The UK government said certification should “never be required” in settings including public transport and essential shops, a stance in line with the German government. Discussions on vaccine passports are being held across all four UK nations.
However, more than 70 MPs from across the political spectrum have launched a campaign to oppose vaccine certificates, which they say would be “divisive and discriminatory”. The Labour party has indicated it is minded to oppose the measures if they are put to a parliamentary vote.
The UK government believes certificates are likely to be used until the end of the pandemic, whether it oversees them or not, because UK businesses could choose to implement them, and other countries have already begun requiring them at borders.
“I think some sort of certification is becoming almost inevitable for travel,” says Melinda Mills at the University of Oxford, co-author of a recent Royal Society report on vaccine passports. Israel, which has some of the world’s highest vaccination rates, has already introduced them, while the EU is planning a scheme in time for its summer holiday season. The aviation sector has backed certificates to kick-start international travel.
Nonetheless, concerns remain. Mills says certificates risk excluding or discriminating against some groups, including people with allergies, pregnant women and children who cannot yet be vaccinated.
Introducing them before the end of July, the target date for all adults in the UK to have been offered a vaccine, would create age inequalities, she adds. It still isn’t clear what the rules will be for children.
One way around this is for people who have tested negative for the coronavirus, or who can show they have antibodies from prior infection, to also be granted a certificate – an idea supported by the UK government.
There are also fears that digital passports that only work for certain smartphones could exclude people, as has happened in Saudi Arabia. The security of databases holding details of the certificates is another issue, along with concerns over civil liberties.
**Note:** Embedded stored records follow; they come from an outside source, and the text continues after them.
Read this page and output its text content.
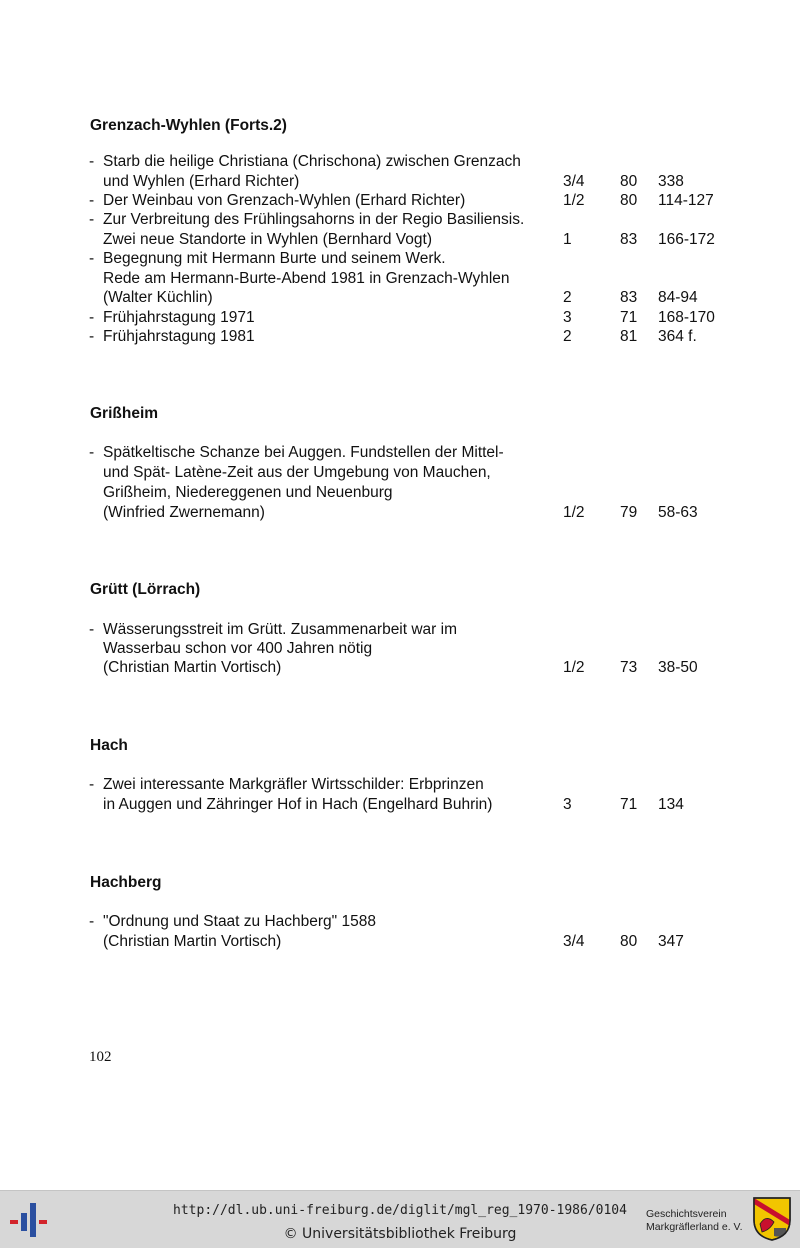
Grenzach-Wyhlen (Forts.2)
- Starb die heilige Christiana (Chrischona) zwischen Grenzach
und Wyhlen (Erhard Richter)	3/4 80 338
- Der Weinbau von Grenzach-Wyhlen (Erhard Richter)	1/2 80 114-127
- Zur Verbreitung des Frühlingsahorns in der Regio Basiliensis.
Zwei neue Standorte in Wyhlen (Bernhard Vogt)	1	83 166-172
- Begegnung mit Hermann Burte und seinem Werk.
Rede am Hermann-Burte-Abend 1981 in Grenzach-Wyhlen
(Walter Küchlin)	2	83 84-94
- Frühjahrstagung 1971	3	71 168-170
- Frühjahrstagung 1981	2	81 364 f.
Grißheim
- Spätkeltische Schanze bei Auggen. Fundstellen der Mittel-
und Spät- Latène-Zeit aus der Umgebung von Mauchen,
Grißheim, Niedereggenen und Neuenburg
(Winfried Zwernemann)	1/2 79 58-63
Grütt (Lörrach)
- Wässerungsstreit im Grütt. Zusammenarbeit war im
Wasserbau schon vor 400 Jahren nötig
(Christian Martin Vortisch)	1/2 73 38-50
Hach
- Zwei interessante Markgräfler Wirtsschilder: Erbprinzen
in Auggen und Zähringer Hof in Hach (Engelhard Buhrin)	3	71 134
Hachberg
- "Ordnung und Staat zu Hachberg" 1588
(Christian Martin Vortisch)	3/4 80 347
102
http://dl.ub.uni-freiburg.de/diglit/mgl_reg_1970-1986/0104
© Universitätsbibliothek Freiburg
Geschichtsverein
Markgräflerland e. V.
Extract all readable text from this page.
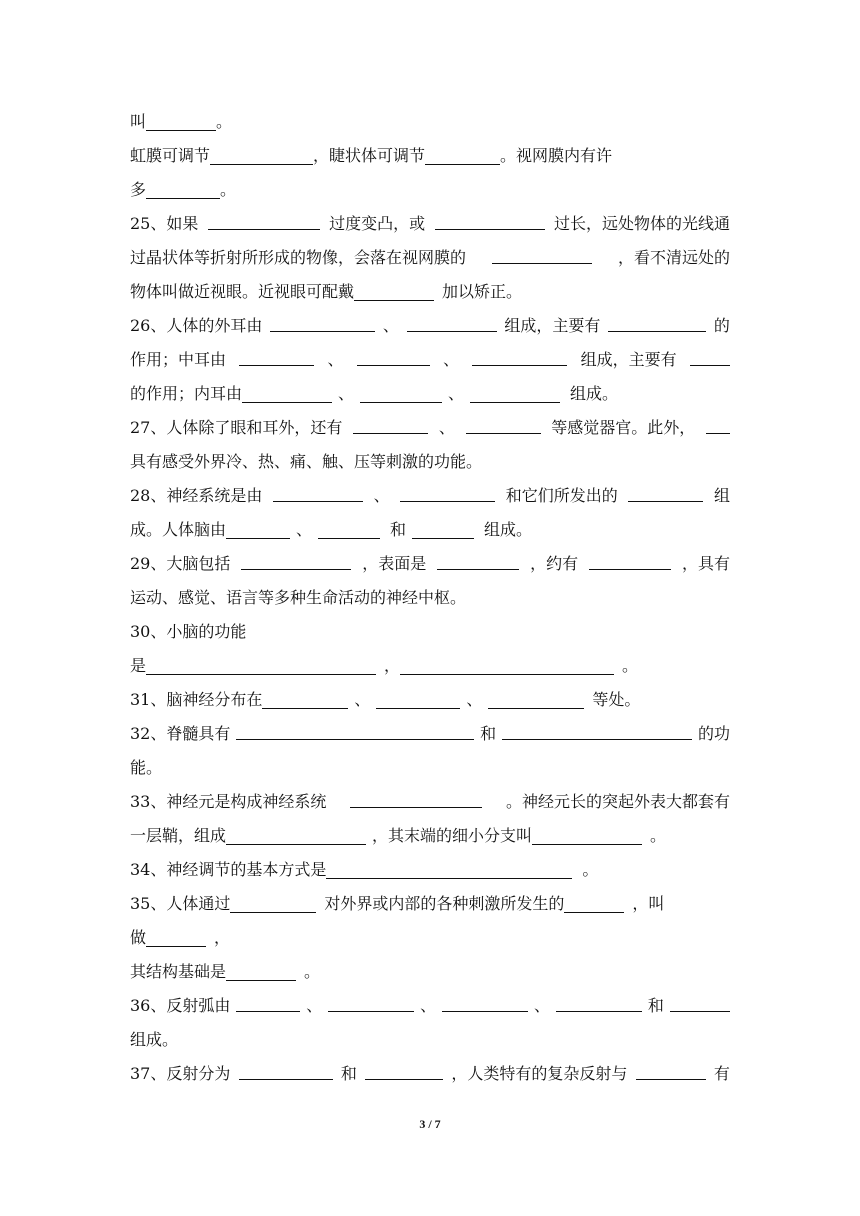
叫	。
虹膜可调节	，睫状体可调节	。视网膜内有许
多	。
25、如果	过度变凸，或	过长，远处物体的光线通
过晶状体等折射所形成的物像，会落在视网膜的	，看不清远处的
物体叫做近视眼。近视眼可配戴	加以矫正。
26、人体的外耳由	、	组成，主要有	的
作用；中耳由	、	、	组成，主要有
的作用；内耳由	、	、	组成。
27、人体除了眼和耳外，还有	、	等感觉器官。此外，
具有感受外界冷、热、痛、触、压等刺激的功能。
28、神经系统是由	、	和它们所发出的	组
成。人体脑由	、	和	组成。
29、大脑包括	，表面是	，约有	，具有
运动、感觉、语言等多种生命活动的神经中枢。
30、小脑的功能
是	，	。
31、脑神经分布在	、	、	等处。
32、脊髓具有	和	的功
能。
33、神经元是构成神经系统	。神经元长的突起外表大都套有
一层鞘，组成	，其末端的细小分支叫	。
34、神经调节的基本方式是	。
35、人体通过	对外界或内部的各种刺激所发生的	，叫
做	，
其结构基础是	。
36、反射弧由	、	、	、	和
组成。
37、反射分为	和	，人类特有的复杂反射与	有
3 / 7
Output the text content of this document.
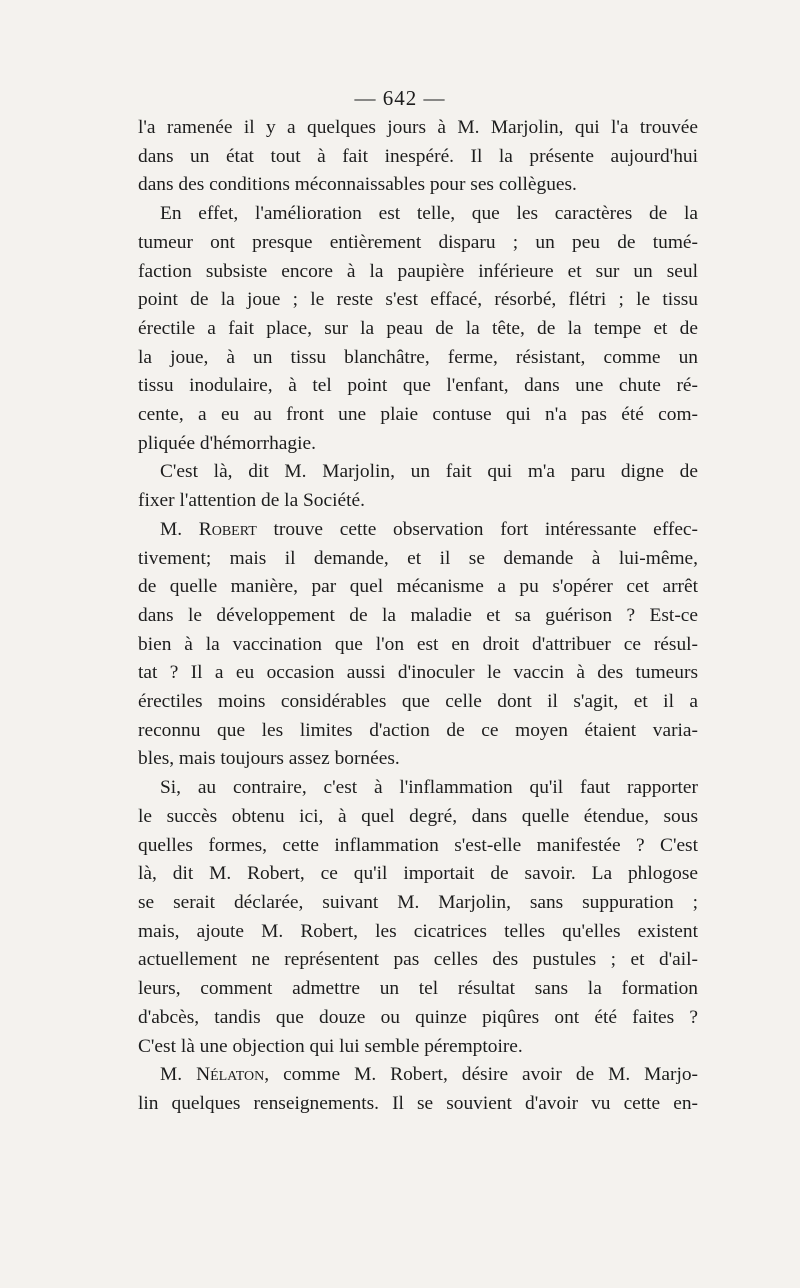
— 642 —

l'a ramenée il y a quelques jours à M. Marjolin, qui l'a trouvée

dans un état tout à fait inespéré. Il la présente aujourd'hui

dans des conditions méconnaissables pour ses collègues.

En effet, l'amélioration est telle, que les caractères de la

tumeur ont presque entièrement disparu ; un peu de tumé-

faction subsiste encore à la paupière inférieure et sur un seul

point de la joue ; le reste s'est effacé, résorbé, flétri ; le tissu

érectile a fait place, sur la peau de la tête, de la tempe et de

la joue, à un tissu blanchâtre, ferme, résistant, comme un

tissu inodulaire, à tel point que l'enfant, dans une chute ré-

cente, a eu au front une plaie contuse qui n'a pas été com-

pliquée d'hémorrhagie.

C'est là, dit M. Marjolin, un fait qui m'a paru digne de

fixer l'attention de la Société.

M. Robert trouve cette observation fort intéressante effec-

tivement; mais il demande, et il se demande à lui-même,

de quelle manière, par quel mécanisme a pu s'opérer cet arrêt

dans le développement de la maladie et sa guérison ? Est-ce

bien à la vaccination que l'on est en droit d'attribuer ce résul-

tat ? Il a eu occasion aussi d'inoculer le vaccin à des tumeurs

érectiles moins considérables que celle dont il s'agit, et il a

reconnu que les limites d'action de ce moyen étaient varia-

bles, mais toujours assez bornées.

Si, au contraire, c'est à l'inflammation qu'il faut rapporter

le succès obtenu ici, à quel degré, dans quelle étendue, sous

quelles formes, cette inflammation s'est-elle manifestée ? C'est

là, dit M. Robert, ce qu'il importait de savoir. La phlogose

se serait déclarée, suivant M. Marjolin, sans suppuration ;

mais, ajoute M. Robert, les cicatrices telles qu'elles existent

actuellement ne représentent pas celles des pustules ; et d'ail-

leurs, comment admettre un tel résultat sans la formation

d'abcès, tandis que douze ou quinze piqûres ont été faites ?

C'est là une objection qui lui semble péremptoire.

M. Nélaton, comme M. Robert, désire avoir de M. Marjo-

lin quelques renseignements. Il se souvient d'avoir vu cette en-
The UK’s political row over vaccine certificates comes as minutes from a meeting of the government’s scientific advisers show a third wave of the country’s epidemic is “highly likely”, according to new modelling. While vaccination rates mean another wave won’t cause as many hospitalisations and deaths, the Scientific Advisory Group for Emergencies said it would still lead to cases of long covid and other health impacts.
Researchers at the London School of Hygiene & Tropical Medicine said most of the surge in covid-19 cases is likely to come from the UK government’s plan to end all restrictions by 21 June, and that a small surge will be caused by shops reopening on 12 April. The next peak in cases in the UK is expected in summer or autumn.